Scars of Dracula: This was actually quite fun, Lee is still the best thing about these films.
Little Women (1994): A lovely but at the same time stiff adaptation. The production design, score, cinematography and costumes are beautiful for sure but it doesn't feel fully vibrant. So the drama gets a bit too dry. I mean, Bale is top notch and his scene with Ryder is really good but overall this doesn't feel like the definitive Little Women film.
Marriage Story: Wonderful, everything is so on point in this. Baumbach is so in control and perfectly balances both the leads' point of views not to alienate the audience or root for one or the other. Driver and Johansson are terrific and it all feels very real and honest. One of the best films of 2019.
Dracula A.D. 1972: I mean, it's fun to see Cushing again and that they finally decided to change the setting... But other than that lol
The Satanic Rites of Dracula: Omfg it's a good thing this was Lee's last one because lol
Nosferatu Phantom der Nacht: I had seen the 1922 Nosferatu years ago and this was the perfect time to give Herzog's film a go. It's very close to the original Nosferatu of course and I mean, you can only move so far away from Stoker's source material (then again, the Hammer films did exactly that lol) but still. This film is so eerie, so weirdly atmospheric and ominous with beautiful locations and music.
Adjani is so incredibly beautiful and Kinski is pretty terrifying as Dracula. I loved that they shot in the Netherlands as well. And I really liked the ending.
Murder Mystery: lol I have to admit it was fun
Novecento: Well this was one way to start off the 2020 movie watching year lol. I watched the 5 hour 15 minute cut and it sure is a juggernaut.
De Niro and Depardieu carry this film most of all, they are great on their own but they also have wonderful chemistry. However, I think Bertolucci got a bit too caught up in wanting too much instead of having a real tight narrative, which should still be possible with such a long runtime. I mean sure, when it works like when De Niro and Depardieu are reminiscent of the past, the long runtime really works. But it often starts again and feels like a completely different film and story overall. So starting in 1945 was a good idea but that brings me to the worst aspect of the film: Sutherland and Betti's characters. I mean sure, they do unspeakable things but they end up being portrayed as caricatures instead of merely de-humanized people.
Not to forget, the amount of animal brutality in this film is staggering. I think in the end, Bertolucci could've made something powerful of this but the poor acting of many of the peasants undermine the story he wants to tell. I don't know if I'll ever watch the shorter cuts but I do think that there's a better film in here if they had cut it down a bit and rearranged the narrative.

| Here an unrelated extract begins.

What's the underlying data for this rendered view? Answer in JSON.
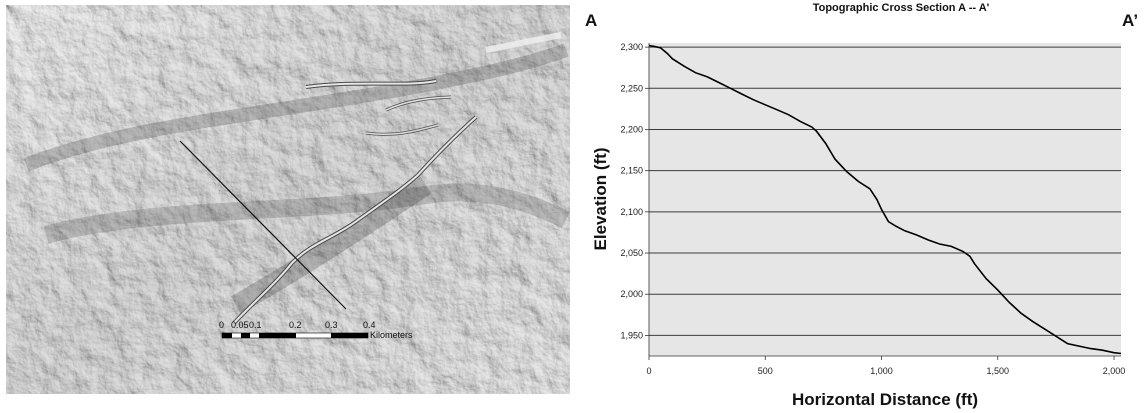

Bram Stoker's Dracula: This still is the definitive adaptation of Bram Stoker's Dracula. It's such a beautiful film, from both a technical point of view as on a narrative point of view. There's not a single moment where the story drags, the opening prologue is a fantastic introduction and Coppola is in full control. The costumes are incredible, the sets haunting and the cinematography is stunning. I love that they used many miniatures and projections to tie travel scenes together. I also really love that they speak Romanian too and Oldman just aces the accent. Oldman's performance belongs to his finest work and the make-up is still incredibly convincing.
This film is so many things, it's haunting as it is sensual, erotic, romantic, adventurous, funny and touching. It's such a stunning achievement, one of my favourite films of all time.